We create long-term value by running high-conviction portfolios informed by our own security analysis. We don’t chase yield, and we see loss avoidance as more crucial to returns than identifying winners.
- Comprehensive set of capabilities covering benchmark-orientated, liability-related and absolute-return strategies
- Proprietary credit-research model helps avoid losers as well as identify winners
- Global reach with experienced teams around the world
- Security focus on value relative to fundamental quality
- Emphasis on risk oversight to reduce losses
- Our long-standing Asian presence supports insight into emerging markets
Capabilities in focus
Total Return Bonds
Although bonds are primarily valuable to investors for their yields, total-return bond strategies focus not only on yields but also on the capital appreciation that judicious bond investing can produce. These strategies can explore opportunities in niche markets and invest in local-currency foreign bonds. Total-return bond strategies can also shift bond durations and adopt positions across multiple yield curves. They can thus provide protection against rising rates, weakening currencies and volatility in mainstream fixed-income markets.
Corporate bonds offer a diverse range of investment opportunities. Investment-grade corporate bonds have higher yields than those of government bonds, allowing for superior income streams, yet still provide a high degree of stability and a low risk of default. By considering the full spectrum of credit quality, investors can also take on more risk through including high-yield bonds in their portfolios.

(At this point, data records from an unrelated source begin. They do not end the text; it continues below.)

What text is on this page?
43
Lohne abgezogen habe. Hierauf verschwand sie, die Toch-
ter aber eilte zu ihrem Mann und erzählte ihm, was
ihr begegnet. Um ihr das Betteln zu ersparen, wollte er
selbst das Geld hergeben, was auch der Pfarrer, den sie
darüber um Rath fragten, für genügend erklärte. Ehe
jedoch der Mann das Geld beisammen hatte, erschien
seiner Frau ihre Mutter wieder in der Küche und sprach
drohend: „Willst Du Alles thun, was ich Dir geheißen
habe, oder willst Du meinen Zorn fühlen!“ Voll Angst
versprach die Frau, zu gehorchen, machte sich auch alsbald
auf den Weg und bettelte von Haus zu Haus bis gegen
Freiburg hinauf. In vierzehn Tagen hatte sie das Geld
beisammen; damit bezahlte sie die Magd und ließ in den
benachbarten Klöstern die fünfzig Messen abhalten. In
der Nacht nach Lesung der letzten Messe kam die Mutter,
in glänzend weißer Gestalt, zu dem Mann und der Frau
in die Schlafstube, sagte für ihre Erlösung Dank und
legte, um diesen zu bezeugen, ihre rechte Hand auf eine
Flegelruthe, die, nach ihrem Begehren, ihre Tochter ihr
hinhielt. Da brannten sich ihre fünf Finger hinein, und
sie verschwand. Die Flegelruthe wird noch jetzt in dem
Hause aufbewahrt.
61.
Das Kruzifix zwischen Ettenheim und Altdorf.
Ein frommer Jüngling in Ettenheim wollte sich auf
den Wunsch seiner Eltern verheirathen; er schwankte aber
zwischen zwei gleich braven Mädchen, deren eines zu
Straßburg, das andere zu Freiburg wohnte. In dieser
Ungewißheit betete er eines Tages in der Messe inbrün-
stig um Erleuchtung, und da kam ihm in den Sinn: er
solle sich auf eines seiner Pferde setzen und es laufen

Asian bonds provide investors with exposure to some of the world’s most dynamic economies and enterprises. The economies of Asian countries are growing faster than those of the Western world, and the current-account balances of Asian countries are improving. Credit quality has improved markedly too. Asian bonds that are denominated in local currencies rather than in hard currencies (typically the US dollar) offer additional diversification benefits, in that they are less exposed to movements in US interest rates, but instead respond to domestic conditions in their own countries.
Emerging market debt
Emerging-market debt offers investors an important avenue for diversification as well as an attractive asset class in its own right. The economies of the developing world continue to grow faster than those of the developed world, and the current-account balances of emerging nations are improving. Meanwhile, credit quality has improved markedly in developing nations, so that the typical component of an emerging-market bond index is investment grade. Emerging-market bonds denominated in local currencies rather than in hard currencies (typically the US dollar) offer additional diversification benefits, in that they are less exposed to movements in US interest rates, but instead respond to domestic conditions in their own countries.